Qamran Iqbal

Personal information
- Full name: Qamran Iqbal Lone
- Born: 17 October 2001 (age 24) Srinagar, Jammu and Kashmir, India
- Batting: Right-handed
- Bowling: Right-arm leg-spin
- Role: Opening batsman

Domestic team information
- 2018/19–present: Jammu and Kashmir

Career statistics
| Competition | FC | LA | T20 |
| Matches | l5 | 20 | 25 |
| Runs scored | 913 | 663 | 617 |
| Batting average | 36.52 | 36.83 | 25.70 |
| 100s/50s | 2/6 | 1/6 | 0/3 |
| Top score | 160* | 116 | 64 |
| Catches/stumpings | 4/– | 3/– | 6/– |
- Source: Qamran Iqbal https://www.cricinfo.com/cricketers/qamran-iqbal-1169609, 12 August 2026

= Qamran Iqbal =

Indian cricketer (born 2001)

Qamran Iqbal (born 17 October 2001) is an Indian cricketer.
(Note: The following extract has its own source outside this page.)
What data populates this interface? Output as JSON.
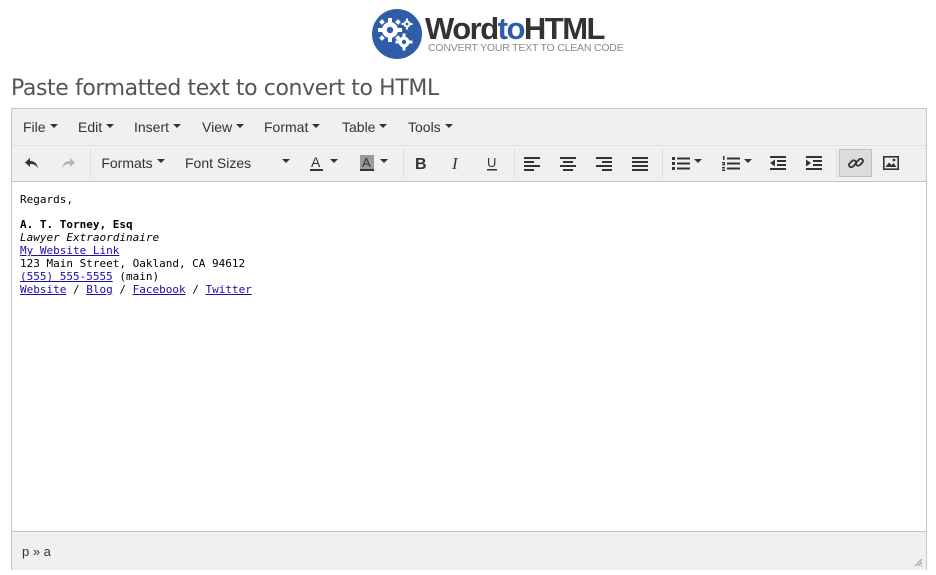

He made his first-class debut for Jammu & Kashmir in the 2018–19 Ranji Trophy on 22 December 2018. He played for the India U19 cricket team in 2018 and 2019.

He made his List A debut on 24 September 2019, for Jammu and Kashmir in the 2019–20 Vijay Hazare Trophy. He made his Twenty20 debut on 10 January 2021, for Jammu and Kashmir in the 2020–21 Syed Mushtaq Ali Trophy.